Byłam wzburzona. Nie, to mało powiedziane. Byłam rozsierdzona. Nawet nie znał powodu... nie znał całej historii i mnie o to posądza... Spojrzałam w bok.
- Wiem. Czuję ich. I zastanawiam się... - nie dokończyłam. Spojrzał na mnie, ale ja uparcie patrzyłam w bok. - Zastanawiam się, czy warto walczyć.
- C-co? - spytał osłupiały. Rzuciłam mu płomienne spojrzenie.
- Myślisz, że anioły, łowcy i Oni nas zostawią? Upadliśmy. Niektórzy bardziej niż inni. Byłam na dnie. I nadal tam siedzę. Ale nie zamierzam patrzeć jak inni tam lądują.

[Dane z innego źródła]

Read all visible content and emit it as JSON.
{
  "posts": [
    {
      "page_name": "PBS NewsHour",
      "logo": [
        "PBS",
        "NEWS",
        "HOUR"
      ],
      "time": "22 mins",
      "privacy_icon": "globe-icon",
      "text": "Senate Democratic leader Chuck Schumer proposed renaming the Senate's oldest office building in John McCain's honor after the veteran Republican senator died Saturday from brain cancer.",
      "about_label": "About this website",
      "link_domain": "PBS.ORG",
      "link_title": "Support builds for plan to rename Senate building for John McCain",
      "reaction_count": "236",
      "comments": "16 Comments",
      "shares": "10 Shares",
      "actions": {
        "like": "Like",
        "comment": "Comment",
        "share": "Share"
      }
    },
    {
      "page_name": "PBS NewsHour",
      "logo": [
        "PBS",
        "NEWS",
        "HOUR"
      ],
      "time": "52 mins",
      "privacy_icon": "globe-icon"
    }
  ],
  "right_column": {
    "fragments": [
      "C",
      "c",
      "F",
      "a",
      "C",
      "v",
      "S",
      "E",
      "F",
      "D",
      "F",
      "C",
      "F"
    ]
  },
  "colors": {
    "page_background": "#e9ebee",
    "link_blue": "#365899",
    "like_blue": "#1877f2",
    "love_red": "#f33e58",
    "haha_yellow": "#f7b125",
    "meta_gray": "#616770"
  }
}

- O co ci znowu chodzi?! - krzyknął. Zacisnęłam dłoń w pięść.
- O wszystko. Myślisz, że wiesz wszystko, że robisz najlepiej. Mylisz się! Ty nic nie wiesz! Za każdym razem tak robisz, zawsze! Nie wiesz dlaczego to zrobiłam, nie wiesz, przez co musiałam przejść. Mam tego dość! Więc czemu nie mogę umrzeć? Tym razem na zawsze? Mam dość bólu. Mam dość cierpienia z twojego powodu. Jeśli chcą po mnie przyjść, proszę.